I have a Microsoft Word Document (docx) and I use Open XML SDK 2.0 Productivity Tool to generate C# code from it.
I want to programmatically insert some database values
I do not know of a way to cleanup the XML, but I've always used #placeholder
for my placeholder text and that seems to stay in one run more than any other placeholder text I've tried in the past. It seems the longer the placeholder text, the more likely it is to be split into multiple runs.
You need to get rid of the Rsid information. According to this page Rsid information
enables merging of two documents that have forked.
You need to install in order to run the sample code below. The easiest way to do that is to run the following in the Package Manager Console
Install-Package OpenXmlPowerTools
Then you will be all set to run the following code. (Assuming that you already have a "Test.docx" file added to your document. If you are using Visual Studio, you need to make sure that you have a copy of the file in either the Debug or Release folder according to your build mode.)
//Sample code to remove Rsid information from a "Test.docx" document
using (WordprocessingDocument doc = WordprocessingDocument.Open("Test.docx", true))
{
SimplifyMarkupSettings settings = new SimplifyMarkupSettings
{
RemoveRsidInfo = true
};
MarkupSimplifier.SimplifyMarkup(doc, settings);
}
This will remove Rsid information that may get in the way in the process of manipulating Word files.
I have found a solution: the Open XML PowerTools Markup Simplifier.

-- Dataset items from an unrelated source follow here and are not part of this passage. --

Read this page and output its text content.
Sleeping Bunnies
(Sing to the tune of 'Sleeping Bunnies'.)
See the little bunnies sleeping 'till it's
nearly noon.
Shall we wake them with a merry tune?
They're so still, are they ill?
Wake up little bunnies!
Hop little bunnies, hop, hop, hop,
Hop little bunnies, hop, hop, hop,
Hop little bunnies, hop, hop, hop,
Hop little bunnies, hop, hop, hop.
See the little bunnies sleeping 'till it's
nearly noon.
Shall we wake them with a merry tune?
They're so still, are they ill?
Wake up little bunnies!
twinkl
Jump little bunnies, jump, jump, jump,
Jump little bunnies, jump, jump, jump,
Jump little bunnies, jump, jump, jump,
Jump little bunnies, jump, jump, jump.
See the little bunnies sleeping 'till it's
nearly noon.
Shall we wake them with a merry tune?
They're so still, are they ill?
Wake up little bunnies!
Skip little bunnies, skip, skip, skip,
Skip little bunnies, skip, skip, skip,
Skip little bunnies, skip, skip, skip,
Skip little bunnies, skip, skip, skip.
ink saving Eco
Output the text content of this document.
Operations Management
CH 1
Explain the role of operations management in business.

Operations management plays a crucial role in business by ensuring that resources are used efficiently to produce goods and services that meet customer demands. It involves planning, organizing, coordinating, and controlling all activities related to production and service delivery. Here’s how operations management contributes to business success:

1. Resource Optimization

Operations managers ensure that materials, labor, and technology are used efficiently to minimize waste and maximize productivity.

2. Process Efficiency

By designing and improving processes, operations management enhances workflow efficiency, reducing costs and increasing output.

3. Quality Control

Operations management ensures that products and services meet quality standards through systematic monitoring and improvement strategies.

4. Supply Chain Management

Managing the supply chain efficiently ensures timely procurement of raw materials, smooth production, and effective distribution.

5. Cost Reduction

I followed the steps described at http://ericwhite.com/blog/2011/03/09/getting-started-with-open-xml-powertools-markup-simplifier/, but it didn't work 1:1 (maybe because it is now version 2.2 of Power Tools?). So, I compiled PowerTools 2.2 in "Release" mode and made a reference to the OpenXmlPowerTools.dll in my TestMarkupSimplifier.csproj. In the Program.cs I only changed the path to my DOCX file. I ran the program once and my document seems to be fairly clean now.
Code quoted from Eric's blog in the link above:
using System;
using System.Collections.Generic;
using System.Linq;
using System.Text;
using OpenXmlPowerTools;
using DocumentFormat.OpenXml.Packaging;
class Program
{
static void Main(string[] args)
{
using (WordprocessingDocument doc = WordprocessingDocument.Open("Test.docx", true))
{
SimplifyMarkupSettings settings = new SimplifyMarkupSettings
{
RemoveComments = true,
RemoveContentControls = true,
RemoveEndAndFootNotes = true,
RemoveFieldCodes = false
RemoveLastRenderedPageBreak = true,
RemovePermissions = true,
RemoveProof = true,
RemoveRsidInfo = true,
RemoveSmartTags = true,
RemoveSoftHyphens = true,
ReplaceTabsWithSpaces = true,
};
MarkupSimplifier.SimplifyMarkup(doc, settings);
}
}
}
For those looking for manual non-programmatic solution:
http://www.translationtribulations.com/2010/06/cleaning-up-superfluous-tags-in-docx.html
I've tested that free-trial of memoQ 2014 can indeed be used as a bulky workaround for cleaning Word spell tags.
Still looking for an easier ready-out-of-the-box tool.